Do you think she would sift through and answer my emails for me? No, that actually doesn’t have to be her. I can have someone else do that. Or, realistically, my emails will eventually get so full that they’ll just stop. I will be cut off from receiving any new emails and I will be free. This is the better option.

Would she be willing to cook dinners? Get my children sandwiches every 20-23 minutes and listen attentively to hours long tutorials on Minecraft and Roblox? And grocery shopping! I need her to do that because a lot of times in the middle of a grocery trip,  I just want to lay down in the frozen foods aisle and somehow arrive home in my bed with a mug of tea. Maybe I’m carried off in a fancy stretcher by hot firemen, no one is even aware of how bad at shopping I am because the refrigerator is stocked with everything on the list, coupons were used so effectively, the store owed us money, everyone is happy with me, the house is cleaned, I have showered, Etc.

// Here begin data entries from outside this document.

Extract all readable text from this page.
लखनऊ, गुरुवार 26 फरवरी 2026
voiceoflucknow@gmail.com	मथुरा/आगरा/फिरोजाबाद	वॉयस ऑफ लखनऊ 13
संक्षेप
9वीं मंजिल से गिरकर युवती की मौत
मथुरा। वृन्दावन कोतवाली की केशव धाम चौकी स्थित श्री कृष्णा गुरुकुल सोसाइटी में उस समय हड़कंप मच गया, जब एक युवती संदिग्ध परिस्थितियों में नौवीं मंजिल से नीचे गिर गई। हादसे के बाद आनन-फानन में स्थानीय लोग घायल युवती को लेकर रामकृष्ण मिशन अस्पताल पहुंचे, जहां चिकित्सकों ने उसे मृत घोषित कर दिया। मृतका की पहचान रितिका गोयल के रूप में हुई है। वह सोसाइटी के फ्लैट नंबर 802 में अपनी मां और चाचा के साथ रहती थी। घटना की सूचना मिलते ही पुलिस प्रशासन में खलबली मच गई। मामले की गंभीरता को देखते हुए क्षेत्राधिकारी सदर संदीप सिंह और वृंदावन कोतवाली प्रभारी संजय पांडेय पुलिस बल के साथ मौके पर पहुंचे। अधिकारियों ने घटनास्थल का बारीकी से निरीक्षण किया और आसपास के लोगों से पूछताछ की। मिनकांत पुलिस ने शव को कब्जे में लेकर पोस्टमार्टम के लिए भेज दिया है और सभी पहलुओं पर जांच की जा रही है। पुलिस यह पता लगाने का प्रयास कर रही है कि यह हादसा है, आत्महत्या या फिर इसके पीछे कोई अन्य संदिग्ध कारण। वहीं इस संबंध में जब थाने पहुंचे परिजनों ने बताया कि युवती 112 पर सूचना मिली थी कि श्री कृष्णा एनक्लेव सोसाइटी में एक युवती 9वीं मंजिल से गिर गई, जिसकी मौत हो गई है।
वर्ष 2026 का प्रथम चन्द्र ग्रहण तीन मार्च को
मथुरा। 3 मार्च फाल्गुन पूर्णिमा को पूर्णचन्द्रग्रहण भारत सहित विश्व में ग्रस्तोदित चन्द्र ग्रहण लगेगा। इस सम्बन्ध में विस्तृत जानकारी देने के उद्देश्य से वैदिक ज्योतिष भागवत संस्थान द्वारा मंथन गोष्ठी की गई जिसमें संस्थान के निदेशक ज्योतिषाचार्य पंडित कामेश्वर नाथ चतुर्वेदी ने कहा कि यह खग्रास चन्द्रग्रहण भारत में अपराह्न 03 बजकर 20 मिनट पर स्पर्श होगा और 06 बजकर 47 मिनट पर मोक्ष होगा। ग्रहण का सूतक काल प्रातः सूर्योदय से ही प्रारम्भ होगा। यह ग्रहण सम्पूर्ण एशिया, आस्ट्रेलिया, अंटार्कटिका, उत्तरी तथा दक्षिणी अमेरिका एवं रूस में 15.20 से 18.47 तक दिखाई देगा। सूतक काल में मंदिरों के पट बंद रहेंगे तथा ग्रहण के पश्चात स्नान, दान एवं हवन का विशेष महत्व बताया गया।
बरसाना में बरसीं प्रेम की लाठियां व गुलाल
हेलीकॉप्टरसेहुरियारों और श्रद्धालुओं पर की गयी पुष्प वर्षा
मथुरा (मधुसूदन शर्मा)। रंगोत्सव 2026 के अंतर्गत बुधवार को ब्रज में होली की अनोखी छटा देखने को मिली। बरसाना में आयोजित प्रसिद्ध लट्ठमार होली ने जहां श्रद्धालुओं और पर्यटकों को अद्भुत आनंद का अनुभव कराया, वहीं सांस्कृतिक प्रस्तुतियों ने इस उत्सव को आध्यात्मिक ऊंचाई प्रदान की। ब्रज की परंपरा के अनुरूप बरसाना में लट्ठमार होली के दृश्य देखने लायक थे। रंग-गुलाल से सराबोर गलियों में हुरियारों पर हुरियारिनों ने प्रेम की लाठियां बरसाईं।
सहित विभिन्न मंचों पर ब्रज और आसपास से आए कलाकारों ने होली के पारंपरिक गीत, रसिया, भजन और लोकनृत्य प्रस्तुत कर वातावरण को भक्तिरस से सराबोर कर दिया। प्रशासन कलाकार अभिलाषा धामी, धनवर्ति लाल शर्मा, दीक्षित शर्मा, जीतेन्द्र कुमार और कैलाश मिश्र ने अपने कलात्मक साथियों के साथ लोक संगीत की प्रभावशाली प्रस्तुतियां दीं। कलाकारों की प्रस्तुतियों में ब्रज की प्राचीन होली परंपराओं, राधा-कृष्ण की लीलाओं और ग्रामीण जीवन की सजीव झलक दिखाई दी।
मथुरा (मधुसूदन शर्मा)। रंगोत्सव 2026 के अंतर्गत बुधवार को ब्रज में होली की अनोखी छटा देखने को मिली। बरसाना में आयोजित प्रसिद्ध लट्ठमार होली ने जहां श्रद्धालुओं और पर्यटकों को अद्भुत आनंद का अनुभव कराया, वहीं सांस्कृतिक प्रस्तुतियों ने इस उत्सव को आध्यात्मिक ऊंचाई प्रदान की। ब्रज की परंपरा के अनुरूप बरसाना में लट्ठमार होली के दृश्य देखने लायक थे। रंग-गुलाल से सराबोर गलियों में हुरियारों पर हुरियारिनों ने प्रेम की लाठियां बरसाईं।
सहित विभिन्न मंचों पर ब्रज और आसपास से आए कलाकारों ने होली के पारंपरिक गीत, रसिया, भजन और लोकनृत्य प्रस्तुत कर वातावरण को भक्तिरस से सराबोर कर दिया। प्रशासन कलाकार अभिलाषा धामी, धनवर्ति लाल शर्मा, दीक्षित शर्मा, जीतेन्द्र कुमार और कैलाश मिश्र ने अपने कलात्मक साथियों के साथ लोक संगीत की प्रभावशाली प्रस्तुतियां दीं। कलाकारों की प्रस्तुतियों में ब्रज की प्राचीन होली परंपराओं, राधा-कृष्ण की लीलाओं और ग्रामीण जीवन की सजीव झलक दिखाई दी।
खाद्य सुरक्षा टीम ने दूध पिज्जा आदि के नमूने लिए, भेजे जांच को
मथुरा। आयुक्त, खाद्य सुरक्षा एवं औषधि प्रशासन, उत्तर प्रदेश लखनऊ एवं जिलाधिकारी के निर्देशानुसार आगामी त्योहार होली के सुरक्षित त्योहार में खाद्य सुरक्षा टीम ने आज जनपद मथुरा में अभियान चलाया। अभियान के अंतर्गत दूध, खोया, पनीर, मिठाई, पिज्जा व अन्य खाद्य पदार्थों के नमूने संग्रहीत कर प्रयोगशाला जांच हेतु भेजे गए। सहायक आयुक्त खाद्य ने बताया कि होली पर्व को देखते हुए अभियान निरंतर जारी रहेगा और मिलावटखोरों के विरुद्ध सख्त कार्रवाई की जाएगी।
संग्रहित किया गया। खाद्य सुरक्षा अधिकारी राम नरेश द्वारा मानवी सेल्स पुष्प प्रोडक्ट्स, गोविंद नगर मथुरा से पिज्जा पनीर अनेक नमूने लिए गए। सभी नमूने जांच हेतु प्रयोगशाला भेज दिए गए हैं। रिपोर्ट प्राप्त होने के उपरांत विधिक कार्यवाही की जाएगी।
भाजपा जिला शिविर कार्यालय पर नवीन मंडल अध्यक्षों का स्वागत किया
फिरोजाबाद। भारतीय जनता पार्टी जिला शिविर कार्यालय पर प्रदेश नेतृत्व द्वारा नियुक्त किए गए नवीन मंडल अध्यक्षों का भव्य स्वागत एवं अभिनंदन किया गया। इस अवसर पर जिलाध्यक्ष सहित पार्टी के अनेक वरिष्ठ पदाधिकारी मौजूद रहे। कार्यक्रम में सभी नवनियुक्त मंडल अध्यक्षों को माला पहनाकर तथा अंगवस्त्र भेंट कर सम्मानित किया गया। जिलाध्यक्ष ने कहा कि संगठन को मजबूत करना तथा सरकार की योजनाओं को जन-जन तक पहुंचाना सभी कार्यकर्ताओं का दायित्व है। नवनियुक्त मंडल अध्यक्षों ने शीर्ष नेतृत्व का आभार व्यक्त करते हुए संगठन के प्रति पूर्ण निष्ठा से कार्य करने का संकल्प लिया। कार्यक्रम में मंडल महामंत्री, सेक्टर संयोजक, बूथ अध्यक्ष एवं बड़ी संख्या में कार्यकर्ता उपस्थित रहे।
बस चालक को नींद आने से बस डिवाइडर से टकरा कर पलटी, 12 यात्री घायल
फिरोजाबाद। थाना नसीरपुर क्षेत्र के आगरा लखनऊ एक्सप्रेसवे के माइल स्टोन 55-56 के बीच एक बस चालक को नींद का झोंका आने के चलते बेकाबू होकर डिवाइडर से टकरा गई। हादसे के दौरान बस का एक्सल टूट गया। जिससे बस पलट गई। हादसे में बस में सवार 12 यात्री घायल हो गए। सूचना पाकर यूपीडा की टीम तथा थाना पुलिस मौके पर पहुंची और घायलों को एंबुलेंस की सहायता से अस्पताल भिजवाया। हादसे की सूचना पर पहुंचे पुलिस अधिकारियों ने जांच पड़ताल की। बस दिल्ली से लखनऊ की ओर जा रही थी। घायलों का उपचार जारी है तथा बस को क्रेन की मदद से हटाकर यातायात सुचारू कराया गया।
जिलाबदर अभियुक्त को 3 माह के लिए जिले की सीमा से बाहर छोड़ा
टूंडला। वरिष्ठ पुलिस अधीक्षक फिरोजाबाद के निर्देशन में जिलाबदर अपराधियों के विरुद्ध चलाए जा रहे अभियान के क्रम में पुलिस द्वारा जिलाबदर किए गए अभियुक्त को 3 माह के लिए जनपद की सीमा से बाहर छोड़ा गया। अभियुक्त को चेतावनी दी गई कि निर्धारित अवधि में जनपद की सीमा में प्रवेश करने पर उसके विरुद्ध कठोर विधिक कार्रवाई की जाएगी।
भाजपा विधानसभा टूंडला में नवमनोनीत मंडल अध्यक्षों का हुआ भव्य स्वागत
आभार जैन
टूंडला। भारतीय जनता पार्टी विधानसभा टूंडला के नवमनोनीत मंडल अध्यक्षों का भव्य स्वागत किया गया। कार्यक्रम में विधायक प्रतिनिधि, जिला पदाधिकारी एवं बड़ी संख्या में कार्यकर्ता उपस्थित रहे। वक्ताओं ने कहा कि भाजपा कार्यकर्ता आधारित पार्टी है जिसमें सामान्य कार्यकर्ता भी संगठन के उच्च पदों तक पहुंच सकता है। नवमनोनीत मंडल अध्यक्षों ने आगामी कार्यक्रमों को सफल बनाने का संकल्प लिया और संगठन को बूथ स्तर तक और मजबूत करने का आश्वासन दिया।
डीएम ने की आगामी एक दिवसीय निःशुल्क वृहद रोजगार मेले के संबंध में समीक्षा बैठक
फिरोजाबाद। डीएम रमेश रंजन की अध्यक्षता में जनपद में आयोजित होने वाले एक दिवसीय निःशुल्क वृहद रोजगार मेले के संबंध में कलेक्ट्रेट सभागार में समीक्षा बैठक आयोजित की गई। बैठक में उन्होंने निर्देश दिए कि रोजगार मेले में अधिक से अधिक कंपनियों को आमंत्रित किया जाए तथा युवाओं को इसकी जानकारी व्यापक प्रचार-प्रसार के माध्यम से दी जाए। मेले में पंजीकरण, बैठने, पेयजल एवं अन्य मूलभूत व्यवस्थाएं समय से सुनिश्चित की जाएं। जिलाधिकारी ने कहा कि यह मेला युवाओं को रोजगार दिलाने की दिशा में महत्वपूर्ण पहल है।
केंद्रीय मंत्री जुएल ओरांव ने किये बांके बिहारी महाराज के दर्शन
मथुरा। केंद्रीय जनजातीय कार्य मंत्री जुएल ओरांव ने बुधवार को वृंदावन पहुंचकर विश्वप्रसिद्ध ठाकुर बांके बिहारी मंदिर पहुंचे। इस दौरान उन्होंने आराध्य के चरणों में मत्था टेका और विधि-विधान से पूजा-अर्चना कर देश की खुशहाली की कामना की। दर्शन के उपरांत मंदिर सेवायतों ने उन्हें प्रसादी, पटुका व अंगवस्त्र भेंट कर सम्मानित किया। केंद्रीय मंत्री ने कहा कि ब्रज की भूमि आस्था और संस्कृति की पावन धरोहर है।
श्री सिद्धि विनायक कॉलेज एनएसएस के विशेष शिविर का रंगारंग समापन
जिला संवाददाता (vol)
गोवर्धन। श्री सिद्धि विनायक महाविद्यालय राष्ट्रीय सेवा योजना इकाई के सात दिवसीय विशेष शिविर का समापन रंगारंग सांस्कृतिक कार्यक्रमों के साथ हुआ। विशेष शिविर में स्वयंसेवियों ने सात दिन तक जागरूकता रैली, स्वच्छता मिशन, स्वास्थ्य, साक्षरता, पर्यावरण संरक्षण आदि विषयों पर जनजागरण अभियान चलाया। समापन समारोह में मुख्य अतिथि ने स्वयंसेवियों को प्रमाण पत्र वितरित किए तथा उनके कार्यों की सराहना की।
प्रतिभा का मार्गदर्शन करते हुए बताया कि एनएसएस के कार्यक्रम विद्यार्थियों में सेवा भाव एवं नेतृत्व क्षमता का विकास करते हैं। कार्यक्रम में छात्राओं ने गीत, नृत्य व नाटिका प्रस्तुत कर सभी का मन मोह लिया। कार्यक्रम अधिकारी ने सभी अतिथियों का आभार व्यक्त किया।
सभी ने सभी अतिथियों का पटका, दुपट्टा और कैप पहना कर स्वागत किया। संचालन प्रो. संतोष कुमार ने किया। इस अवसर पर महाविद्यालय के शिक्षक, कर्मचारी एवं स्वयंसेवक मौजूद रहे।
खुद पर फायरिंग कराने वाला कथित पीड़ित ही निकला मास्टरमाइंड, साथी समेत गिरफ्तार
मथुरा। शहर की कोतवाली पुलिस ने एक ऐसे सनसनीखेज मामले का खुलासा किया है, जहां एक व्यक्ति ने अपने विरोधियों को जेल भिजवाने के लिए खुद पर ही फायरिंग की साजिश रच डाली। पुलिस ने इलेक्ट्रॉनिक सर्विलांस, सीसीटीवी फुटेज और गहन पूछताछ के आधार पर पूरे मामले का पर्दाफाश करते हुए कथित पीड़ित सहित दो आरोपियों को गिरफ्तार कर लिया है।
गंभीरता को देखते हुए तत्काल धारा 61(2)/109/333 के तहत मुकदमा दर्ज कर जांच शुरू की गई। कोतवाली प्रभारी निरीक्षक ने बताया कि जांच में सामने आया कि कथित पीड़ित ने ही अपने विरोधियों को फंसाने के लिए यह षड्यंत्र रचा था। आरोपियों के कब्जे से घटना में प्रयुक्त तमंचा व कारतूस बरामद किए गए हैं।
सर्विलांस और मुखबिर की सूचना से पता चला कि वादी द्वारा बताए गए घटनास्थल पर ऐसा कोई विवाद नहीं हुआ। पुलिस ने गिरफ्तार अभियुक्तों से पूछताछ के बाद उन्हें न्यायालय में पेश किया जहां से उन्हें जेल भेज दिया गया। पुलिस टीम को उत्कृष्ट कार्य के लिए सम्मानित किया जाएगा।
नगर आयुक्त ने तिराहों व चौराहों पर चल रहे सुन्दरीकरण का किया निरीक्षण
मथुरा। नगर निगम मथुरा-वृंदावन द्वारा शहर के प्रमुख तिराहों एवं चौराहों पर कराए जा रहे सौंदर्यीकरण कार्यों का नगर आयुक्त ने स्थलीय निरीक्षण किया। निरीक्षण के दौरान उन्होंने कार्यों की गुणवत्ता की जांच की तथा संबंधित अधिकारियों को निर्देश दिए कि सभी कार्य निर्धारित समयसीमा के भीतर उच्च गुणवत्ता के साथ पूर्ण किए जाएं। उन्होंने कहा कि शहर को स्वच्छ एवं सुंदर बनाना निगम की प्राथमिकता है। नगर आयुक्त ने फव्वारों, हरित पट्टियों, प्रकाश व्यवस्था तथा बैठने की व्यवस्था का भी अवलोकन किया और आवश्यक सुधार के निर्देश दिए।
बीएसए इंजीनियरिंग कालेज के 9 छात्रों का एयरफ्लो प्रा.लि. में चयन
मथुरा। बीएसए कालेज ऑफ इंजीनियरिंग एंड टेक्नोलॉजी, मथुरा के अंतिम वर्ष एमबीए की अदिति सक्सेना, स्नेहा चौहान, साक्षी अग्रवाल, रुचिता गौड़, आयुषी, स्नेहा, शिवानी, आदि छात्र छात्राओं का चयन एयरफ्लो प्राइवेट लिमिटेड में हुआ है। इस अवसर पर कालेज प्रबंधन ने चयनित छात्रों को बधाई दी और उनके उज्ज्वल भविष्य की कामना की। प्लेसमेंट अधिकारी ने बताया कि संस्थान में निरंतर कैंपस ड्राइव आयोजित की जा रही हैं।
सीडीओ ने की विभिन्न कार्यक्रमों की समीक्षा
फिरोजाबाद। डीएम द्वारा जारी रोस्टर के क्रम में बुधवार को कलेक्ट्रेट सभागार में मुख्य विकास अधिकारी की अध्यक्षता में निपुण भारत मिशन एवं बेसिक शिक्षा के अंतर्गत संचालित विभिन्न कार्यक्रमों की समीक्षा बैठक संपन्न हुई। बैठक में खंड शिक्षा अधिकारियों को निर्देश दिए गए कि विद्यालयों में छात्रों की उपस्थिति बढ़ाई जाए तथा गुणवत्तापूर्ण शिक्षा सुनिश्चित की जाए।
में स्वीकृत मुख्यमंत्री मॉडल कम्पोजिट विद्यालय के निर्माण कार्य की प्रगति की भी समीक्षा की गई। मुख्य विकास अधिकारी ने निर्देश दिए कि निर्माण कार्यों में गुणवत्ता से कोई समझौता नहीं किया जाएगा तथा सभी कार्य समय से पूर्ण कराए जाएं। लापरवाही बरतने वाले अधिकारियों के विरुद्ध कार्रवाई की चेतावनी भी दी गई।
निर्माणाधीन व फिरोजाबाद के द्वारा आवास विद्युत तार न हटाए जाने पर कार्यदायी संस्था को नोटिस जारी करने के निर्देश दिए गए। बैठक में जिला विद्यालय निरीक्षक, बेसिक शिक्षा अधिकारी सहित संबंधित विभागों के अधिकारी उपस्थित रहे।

This is actually starting to sound like a cry for help.

Listen. I don’t even know that this Best Buy woman looks like me, to be honest. She could be Joanna’s version of me, and who knows what that is. She could be a monster. Plus, Joanna still hasn’t texted me back and for all I know, my monster twin killed her and the authorities now think I did it because of the doppelganger thing. Now, while this has the potential to get me out of all the activities that brought me to this double life fantasy, I wouldn’t have a whole lot of fun in prison. I’m kind of not that tough. I know I talk a big game but, I’m actually very fragile and it’s just not going to be a good fit. Plus, I don’t really want my friend to die. HOWEVER, house arrest. Okay, if doppelganger monster commits a crime, it has to be low level enough to not get me beat up or in prison and the punishment is just “House Arrest”.

The perfect excuse to sit around in my jammies and watch 60’s sit-coms while I scan the internet in peace.